Preventive crude oil scheduling under demand uncertainty using structure adapted genetic algorithm

Abstract

Crude oil supply about 33% of the total energy consumption worldwide and is predominantly (>50%) processed in marine access refineries. Therefore, crude oil scheduling which enables the efficient processing of the crude to increase the profitability is an important problem. It often becomes challenging due to the presence of combinatorial constraints, discrete variables and uncertainties. This study addresses the crude oil scheduling under commonly present demand uncertainty. A proactive two-stage approach has been developed to solve such optimization problems. A discrete-time model is used with structure adapted genetic algorithm (SAGA) for solving single- and multi-objective scheduling optimizations.
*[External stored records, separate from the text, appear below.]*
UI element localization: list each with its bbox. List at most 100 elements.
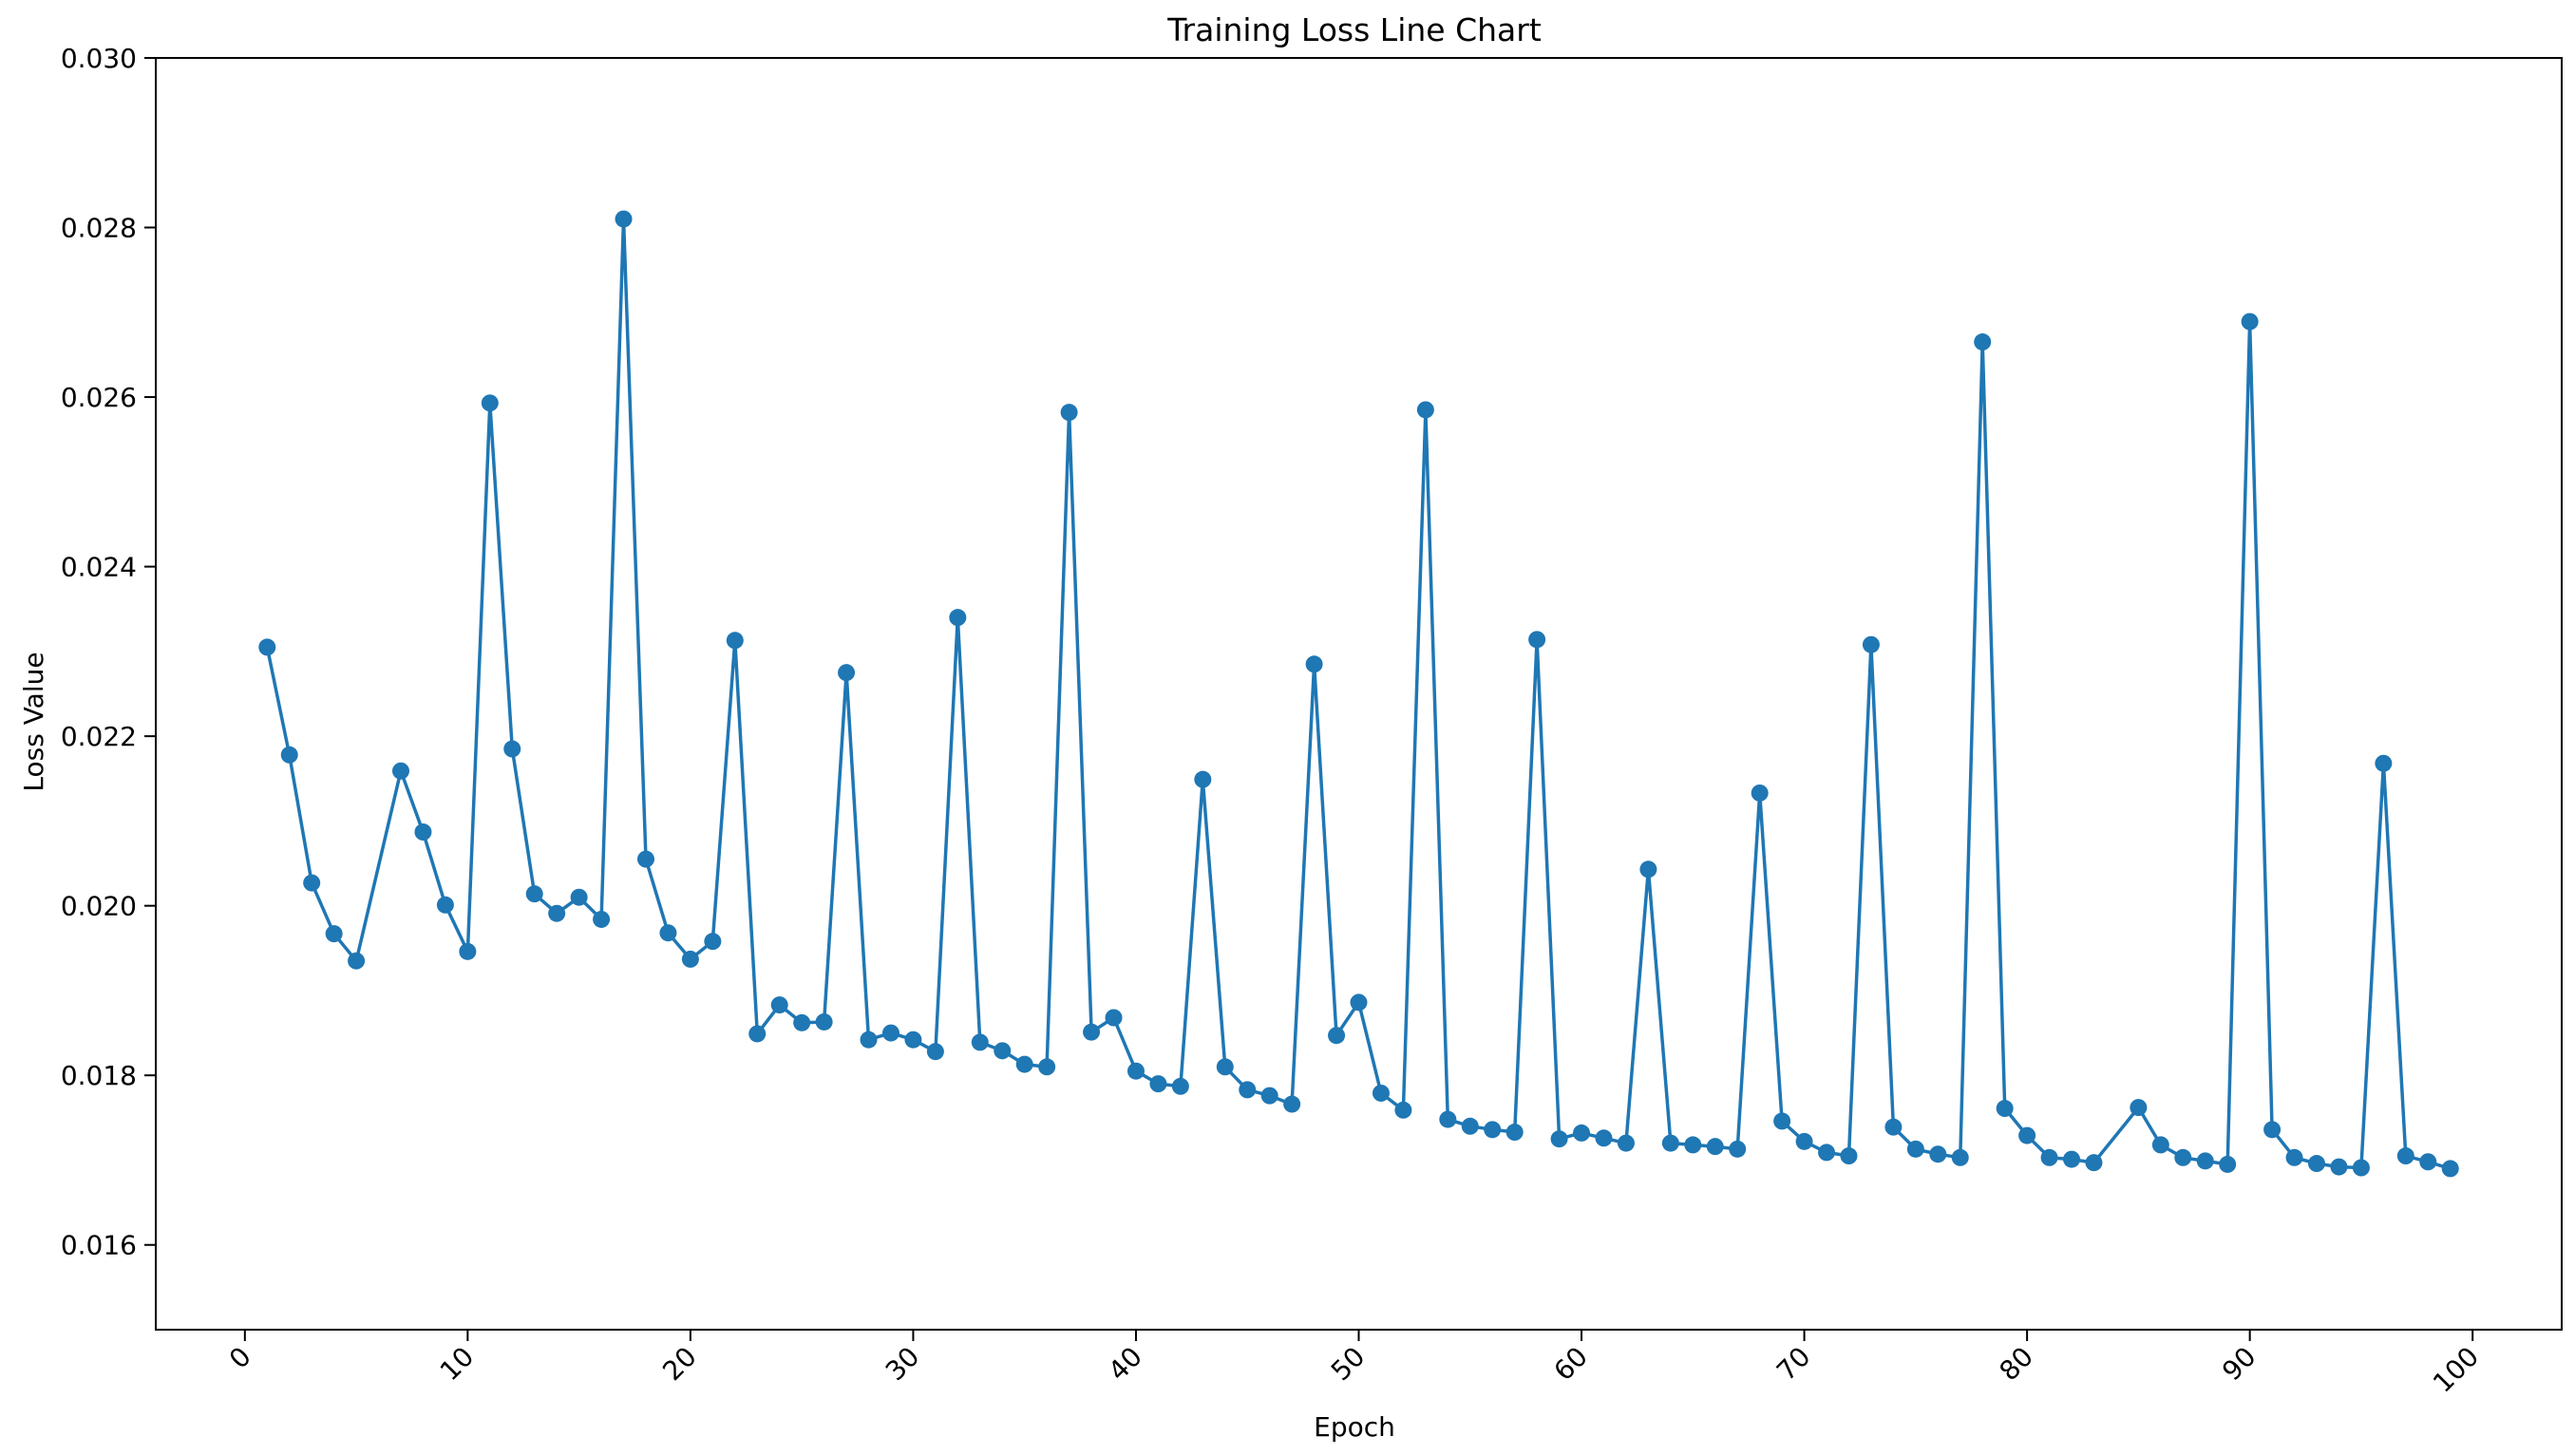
data-point	[1416, 401, 1434, 419]
data-point	[1305, 655, 1323, 673]
data-point	[681, 950, 699, 968]
data-point	[770, 996, 788, 1014]
data-point	[815, 1012, 833, 1031]
data-point	[1751, 784, 1769, 802]
data-point	[1015, 1055, 1033, 1073]
data-point	[1684, 1136, 1702, 1154]
y-axis-label: Loss Value	[18, 652, 49, 791]
data-point	[2085, 1154, 2103, 1172]
data-point	[1595, 1129, 1613, 1147]
data-point	[1505, 1124, 1524, 1142]
data-point	[1573, 1124, 1591, 1142]
data-point	[1951, 1148, 1969, 1166]
y-tick-label: 0.028	[61, 213, 137, 244]
y-tick-label: 0.020	[61, 891, 137, 922]
data-point	[570, 888, 588, 906]
data-point	[2441, 1160, 2459, 1178]
data-point	[2219, 1155, 2237, 1173]
data-point	[1171, 1077, 1189, 1095]
x-axis-label: Epoch	[1314, 1411, 1395, 1443]
data-point	[904, 1031, 922, 1049]
data-point	[436, 896, 454, 914]
data-point	[325, 925, 343, 943]
data-point	[593, 910, 611, 928]
data-point	[1974, 333, 1992, 351]
data-point	[1350, 993, 1368, 1012]
y-tick-label: 0.016	[61, 1230, 137, 1261]
data-point	[2040, 1148, 2058, 1166]
data-point	[391, 762, 409, 780]
data-point	[1706, 1138, 1724, 1156]
data-point	[1862, 635, 1880, 653]
data-point	[1818, 1144, 1836, 1162]
data-point	[615, 210, 633, 228]
data-point	[414, 823, 432, 841]
data-point	[994, 1042, 1012, 1060]
y-tick-label: 0.024	[61, 552, 137, 583]
data-point	[971, 1033, 989, 1051]
data-point	[2263, 1121, 2282, 1139]
data-point	[1461, 1117, 1479, 1135]
data-point	[2330, 1158, 2348, 1176]
data-point	[2396, 1147, 2414, 1165]
y-tick-label: 0.026	[61, 382, 137, 413]
data-point	[926, 1043, 944, 1061]
data-point	[1149, 1075, 1167, 1093]
data-point	[2419, 1153, 2437, 1171]
data-point	[1283, 1095, 1301, 1113]
y-tick-label: 0.018	[61, 1060, 137, 1091]
data-point	[1996, 1100, 2014, 1118]
data-point	[280, 746, 298, 764]
data-point	[2375, 754, 2393, 772]
data-point	[881, 1024, 899, 1042]
data-point	[2196, 1152, 2214, 1170]
data-point	[1372, 1084, 1390, 1102]
data-point	[548, 904, 566, 922]
data-point	[1729, 1140, 1747, 1158]
data-point	[2308, 1155, 2326, 1173]
data-point	[348, 952, 366, 970]
data-point	[860, 1031, 878, 1049]
data-point	[659, 924, 677, 942]
data-point	[2018, 1126, 2036, 1144]
data-point	[1484, 1121, 1502, 1139]
data-point	[1773, 1112, 1791, 1130]
data-point	[636, 850, 654, 868]
data-point	[1795, 1132, 1813, 1150]
data-point	[1617, 1134, 1635, 1152]
data-point	[1239, 1081, 1257, 1099]
data-point	[503, 740, 521, 758]
data-point	[1528, 631, 1546, 649]
data-point	[1550, 1130, 1568, 1148]
data-point	[1906, 1140, 1924, 1158]
data-point	[1394, 1101, 1412, 1119]
data-point	[2352, 1159, 2370, 1177]
data-point	[1038, 1058, 1056, 1076]
data-point	[726, 632, 744, 650]
data-point	[1884, 1118, 1903, 1136]
data-point	[1439, 1110, 1457, 1128]
data-point	[1105, 1009, 1123, 1027]
data-point	[2063, 1150, 2081, 1168]
data-point	[525, 885, 543, 903]
y-tick-label: 0.022	[61, 721, 137, 752]
data-point	[1929, 1145, 1947, 1163]
data-point	[258, 638, 276, 656]
data-point	[303, 874, 321, 892]
data-point	[2174, 1148, 2192, 1166]
data-point	[1216, 1058, 1234, 1076]
data-point	[2285, 1148, 2303, 1166]
data-point	[2241, 312, 2259, 331]
chart-title: Training Loss Line Chart	[1166, 11, 1542, 48]
data-point	[1083, 1023, 1101, 1041]
data-point	[481, 394, 499, 412]
data-point	[1260, 1087, 1278, 1105]
data-point	[793, 1013, 811, 1031]
data-point	[1328, 1027, 1346, 1045]
data-point	[1060, 404, 1078, 422]
data-point	[1661, 1134, 1679, 1152]
data-point	[748, 1025, 767, 1043]
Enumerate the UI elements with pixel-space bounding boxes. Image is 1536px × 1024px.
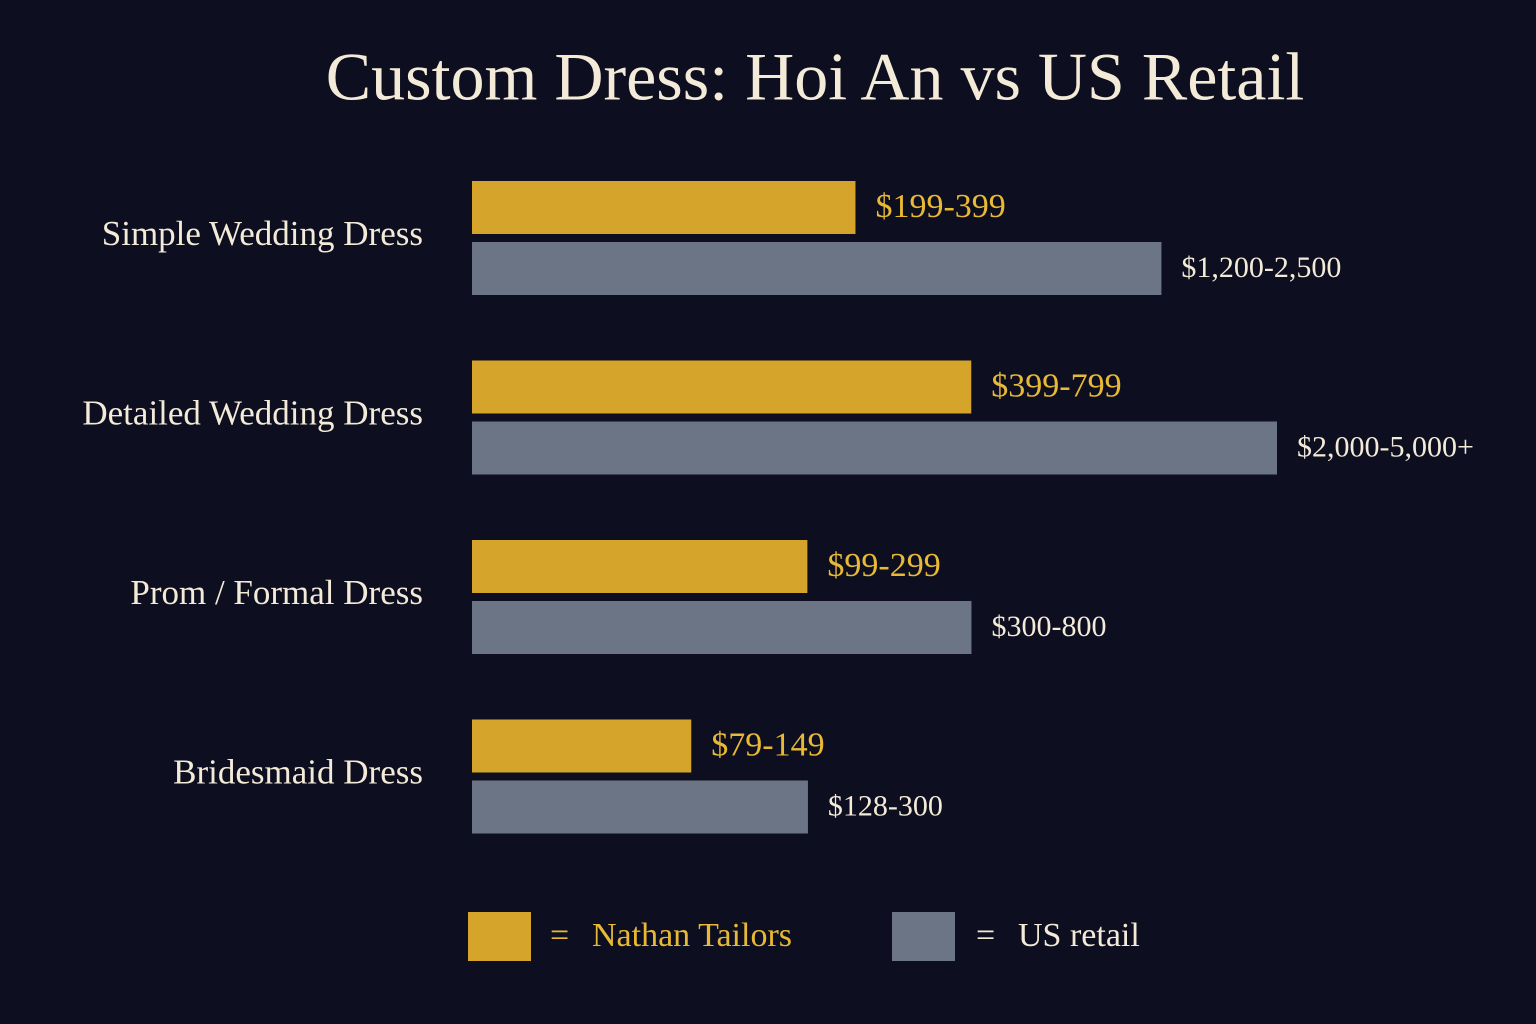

In the first stage, an initial schedule is generated with the nominal parameters provided a priory. The same schedule is then checked and accepted in the second stage only if it is robust with respect to demand uncertainty. This method is applied to four different industrial size problems with scheduling horizon of 3, 7, 14 and 20 days. The objective function in the single objective formulation is the maximization of profit. However, in multi-objective optimization, an additional objective of minimization of fluctuation in crude oil supply to crude distillation units is used as it provides a better control and operability of the plant. The proposed method is successfully implemented for the above four different crude oil scheduling problems to generate the robust schedule.